G <- G + diag(nanims)*0.01
# compute the inverse of GRM
Ginv <- solve(G)
The only other matrix we do not have is \(Z\), which is has dimensions nrecords \(\times\) nanims. \(Z\) is a diagonal matrix for those animals with records, and a block of zeros for those animals without records (as there are no records to allocate these animals to).
\(Z\) can be constructed as
Z1 <-diag(nrecords)
Z2 <-matrix(0, nrecords, nvalidation)
Z <- cbind(Z1, Z2)
Now go ahead and build the mixed model solution equations above. For \(\dfrac{\sigma_e^2}{\sigma_g^2}\) use a value of \(1\).
# coeff
coeff <- array(0, c(nanims + 1, nanims + 1))
coeff[1:1, 1:1] <- t(ones) %*% ones
coeff[1:1, 2:(nanims+1)] <- t(ones) %*% Z
coeff[2: 2:(nanims+1), 1] <- t(Z) %*% ones
coeff[2:(nanims+1), 2:(nanims+1)] <- t(Z) %*% Z + Ginv
# right hand side
rhs = rbind(t(ones) %*% y, t(Z) %*% y)
# BLUP solution for the breeding value of each individual
gblup <- solve(coeff, rhs)
Question 4: What is the accuracy of the genomic predictions for the \(31\) selection candidates from the GBLUP, eg \(r(\hat{g},\text{yval})\)? How does this compare with the accuracy of SNP-BLUP?
# the genomic prediction for the 31 selection candidates is
yval_pred = gblup[-c(1:326)]
# the accuracy is
cor(yval, yval_pred)**2
## [,1]
## [1,] 0.5423429
Question 5: If you plot GEBV for the SNP-BLUP prac against \(\hat{g}\), do you get a regression line with a slope of 1, indicating these are equivalent models? Why, or why not (hint, did we centre and standardise the \(X\) matrix to the \(W\) matrix in SNP-BLUP)? If you use the same genotype matrix (\(W\)) in both SNP-BLUP and GBLUP are the genomic predictions identical?

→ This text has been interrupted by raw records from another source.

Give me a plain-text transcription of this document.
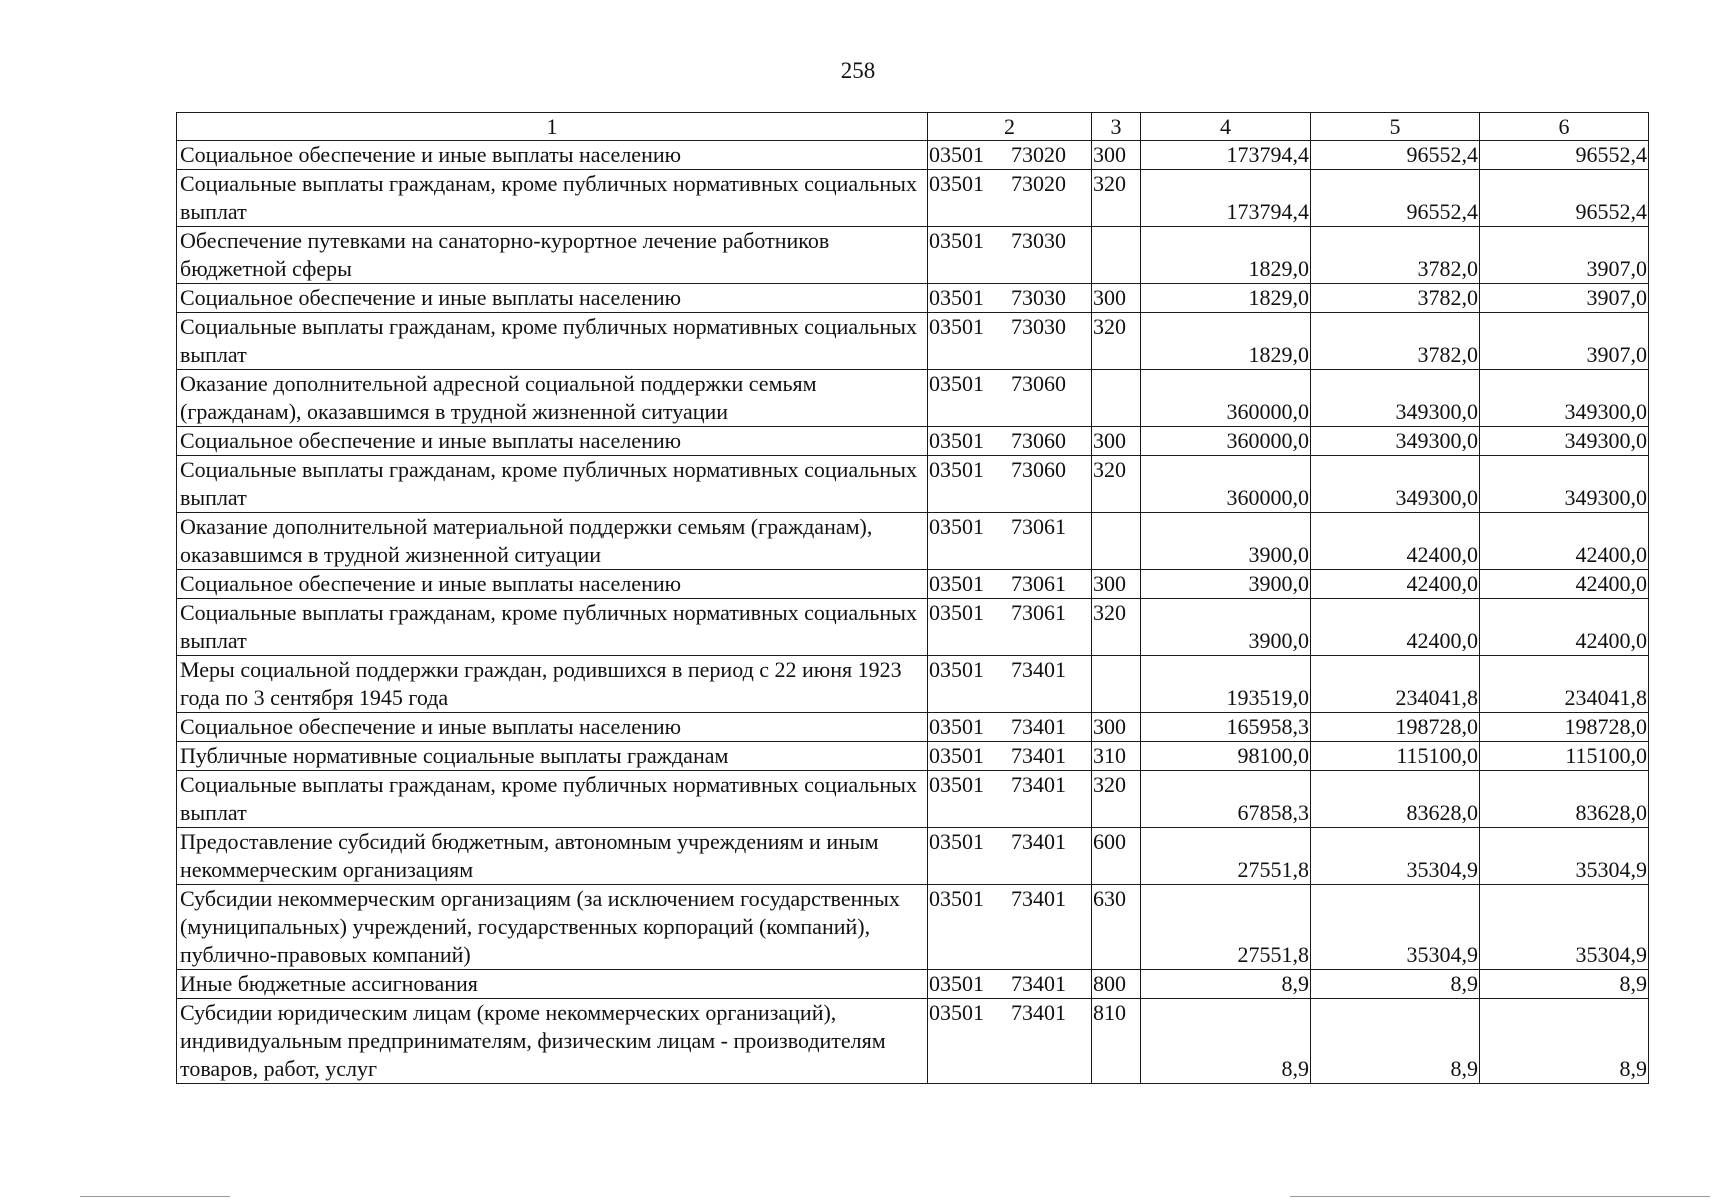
258
1	2	3	4	5	6
Социальное обеспечение и иные выплаты населению	03501 73020	300	173794,4	96552,4	96552,4
Социальные выплаты гражданам, кроме публичных нормативных социальных выплат	03501 73020	320	173794,4	96552,4	96552,4
Обеспечение путевками на санаторно-курортное лечение работников бюджетной сферы	03501 73030		1829,0	3782,0	3907,0
Социальное обеспечение и иные выплаты населению	03501 73030	300	1829,0	3782,0	3907,0
Социальные выплаты гражданам, кроме публичных нормативных социальных выплат	03501 73030	320	1829,0	3782,0	3907,0
Оказание дополнительной адресной социальной поддержки семьям (гражданам), оказавшимся в трудной жизненной ситуации	03501 73060		360000,0	349300,0	349300,0
Социальное обеспечение и иные выплаты населению	03501 73060	300	360000,0	349300,0	349300,0
Социальные выплаты гражданам, кроме публичных нормативных социальных выплат	03501 73060	320	360000,0	349300,0	349300,0
Оказание дополнительной материальной поддержки семьям (гражданам), оказавшимся в трудной жизненной ситуации	03501 73061		3900,0	42400,0	42400,0
Социальное обеспечение и иные выплаты населению	03501 73061	300	3900,0	42400,0	42400,0
Социальные выплаты гражданам, кроме публичных нормативных социальных выплат	03501 73061	320	3900,0	42400,0	42400,0
Меры социальной поддержки граждан, родившихся в период с 22 июня 1923 года по 3 сентября 1945 года	03501 73401		193519,0	234041,8	234041,8
Социальное обеспечение и иные выплаты населению	03501 73401	300	165958,3	198728,0	198728,0
Публичные нормативные социальные выплаты гражданам	03501 73401	310	98100,0	115100,0	115100,0
Социальные выплаты гражданам, кроме публичных нормативных социальных выплат	03501 73401	320	67858,3	83628,0	83628,0
Предоставление субсидий бюджетным, автономным учреждениям и иным некоммерческим организациям	03501 73401	600	27551,8	35304,9	35304,9
Субсидии некоммерческим организациям (за исключением государственных (муниципальных) учреждений, государственных корпораций (компаний), публично-правовых компаний)	03501 73401	630	27551,8	35304,9	35304,9
Иные бюджетные ассигнования	03501 73401	800	8,9	8,9	8,9
Субсидии юридическим лицам (кроме некоммерческих организаций), индивидуальным предпринимателям, физическим лицам - производителям товаров, работ, услуг	03501 73401	810	8,9	8,9	8,9
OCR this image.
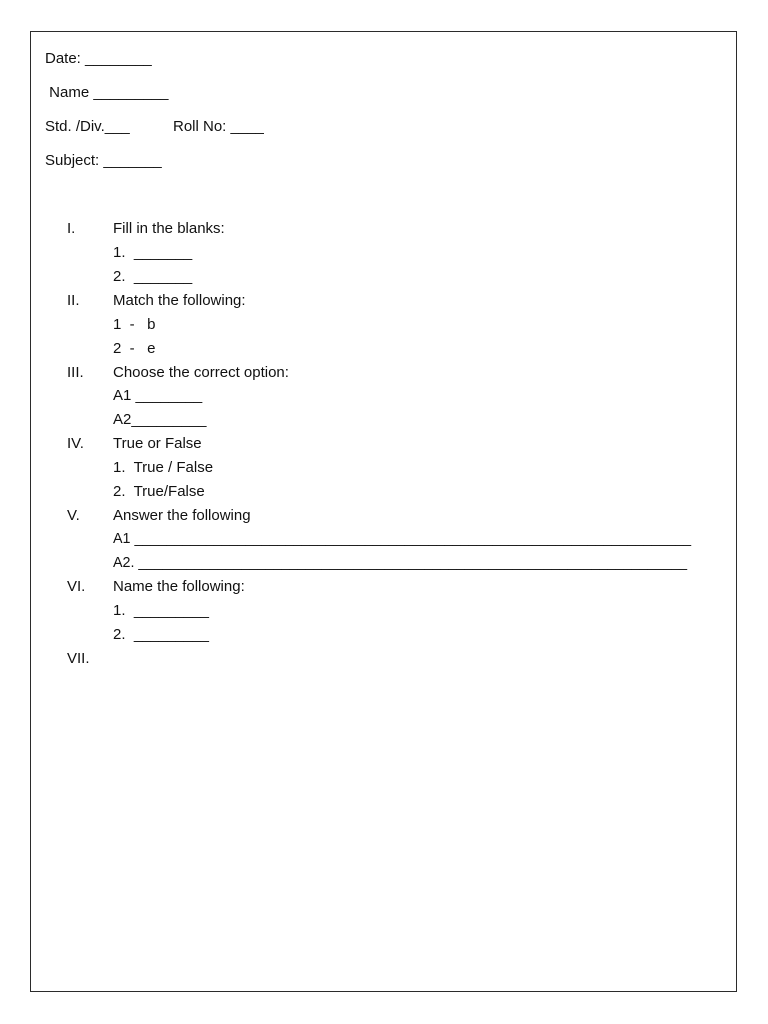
Date: ________
Name _________
Std. /Div.___	Roll No: ____
Subject: _______
I.	Fill in the blanks:
1.  _______
2.  _______
II. Match the following:
1  -   b
2  -   e
III. Choose the correct option:
A1 ________
A2_________
IV. True or False
1.  True / False
2.  True/False
V. Answer the following
A1 ______________________________________________________________________
A2. _____________________________________________________________________
VI. Name the following:
1.  _________
2.  _________
VII.
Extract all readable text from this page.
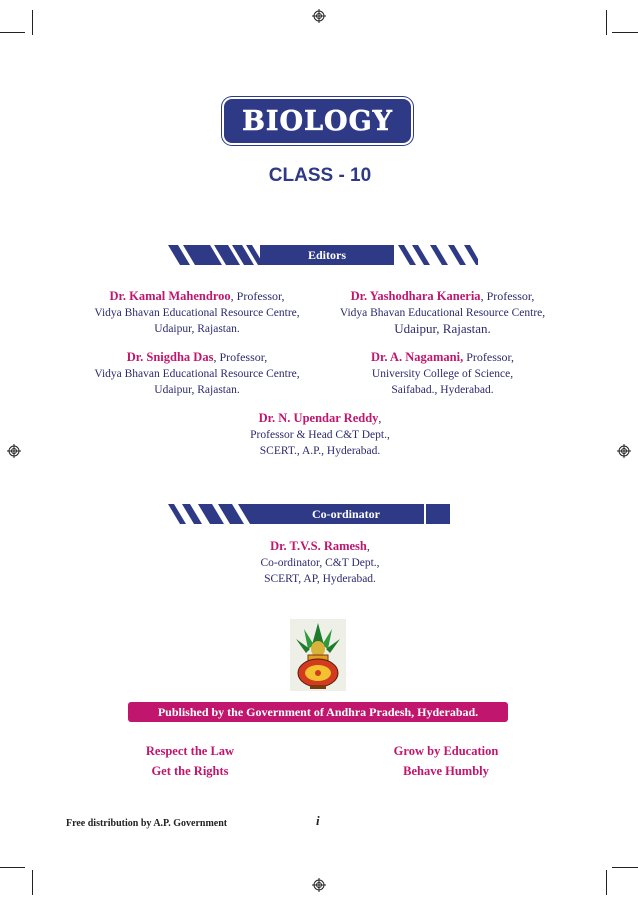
BIOLOGY
CLASS - 10
Editors
Dr. Kamal Mahendroo, Professor,
Vidya Bhavan Educational Resource Centre,
Udaipur, Rajastan.
Dr. Yashodhara Kaneria, Professor,
Vidya Bhavan Educational Resource Centre,
Udaipur, Rajastan.
Dr. Snigdha Das, Professor,
Vidya Bhavan Educational Resource Centre,
Udaipur, Rajastan.
Dr. A. Nagamani, Professor,
University College of Science,
Saifabad., Hyderabad.
Dr. N. Upendar Reddy,
Professor & Head C&T Dept.,
SCERT., A.P., Hyderabad.
Co-ordinator
Dr. T.V.S. Ramesh,
Co-ordinator, C&T Dept.,
SCERT, AP, Hyderabad.
Published by the Government of Andhra Pradesh, Hyderabad.
Respect the Law
Get the Rights
Grow by Education
Behave Humbly
Free distribution by A.P. Government	i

#png("snpblup_vs_gblup.png")
plot(GEBV, yval_pred, xlab = "GEBV from SNP-BLUP", ylab = "GEBV from G-BLUP")
lm(yval_pred ~ GEBV)
##
## Call:
## lm(formula = yval_pred ~ GEBV)
##
## Coefficients:
## (Intercept) GEBV
## -2.124 1.017
abline(lm(yval_pred ~ GEBV))
#dev.off()
SNP-BLUP with standardised genotype matrix.
X = W[1:325,]
coeff <- array(0, c(nmarkers + 1, nmarkers + 1))
coeff[1:1, 1:1] <- t(ones) %*% ones
coeff[1:1, 2:(nmarkers+1)] <- t(ones) %*% X
coeff[2: 2:(nmarkers+1), 1] <- t(X) %*% ones
coeff[2:(nmarkers+1), 2:(nmarkers+1)] <- t(X) %*% X + lambda * I
rhs = rbind(t(ones) %*% y, t(X) %*% y)
solution_vec <- solve(coeff, rhs)
Wprog = W[-c(1:325),] #only W for the progeny
GEBV_W = Wprog %*% solution_vec[-1]
cor(yval, GEBV_W)**2
## [,1]
## [1,] 0.5423038
#png("snpblup_scaled_vs_gblup.png")
plot(GEBV_W, yval_pred, xlab = "GEBV from SNP-BLUP with scaled genotypes", ylab = "GEBV from G-BLUP")
lm(yval_pred ~ GEBV_W)
##
## Call:
## lm(formula = yval_pred ~ GEBV_W)
##
## Coefficients:
## (Intercept) GEBV_W
## -6.409e-05 9.998e-01
abline(lm(yval_pred ~ GEBV_W))
#dev.off()
You can use GCTA (https://yanglab.westlake.edu.cn/software/gcta/#BLUP) to run BLUP, which is more computationally efficient than R. We demonstrate GCTA-BLUP using the simulated data set used in Practical 1.
## code to generate GRM
bfile="/data/module5/sim/gwas"
gcta --bfile $bfile --make-grm --threads 4 --out gwas
grm="gwas"
pheno="/data/module5/sim/gwas.phen"
covar="/data/module5/sim/gwas.cov"
gcta --reml --grm $grm --pheno $pheno --reml-pred-rand --qcovar $covar --out gwas
bfile="/data/module5/sim/gwas"
indi_blp="gwas.indi.blp"
gcta --bfile $bfile --blup-snp $indi_blp --out gwas
To compute the polygenic scores in the target population (do not need a testing population as required in C+PT for finding the optimal P-value threshold):
target="/data/module5/sim/target"
plink --bfile $target --score gwas.snp.blp sum 1 2 3 --out target.snp.blp
Use R to evaluate the prediction accuracy
phenFile="/data/module5/sim/target.phen"
covFile="/data/module5/sim/target.cov"
prsFile="target.snp.blp.profile"
Rscript /data/module5/scr/get_pred_r2.R $phenFile $covFile $prsFile
Question 6: Is the prediction accuracy from BLUP higher than that from C+PT? Why or why not? (hint: what’s the assumption for the SNP effect distribution in BLUP? Is the genetic model in the simulation consistent with this assumption?)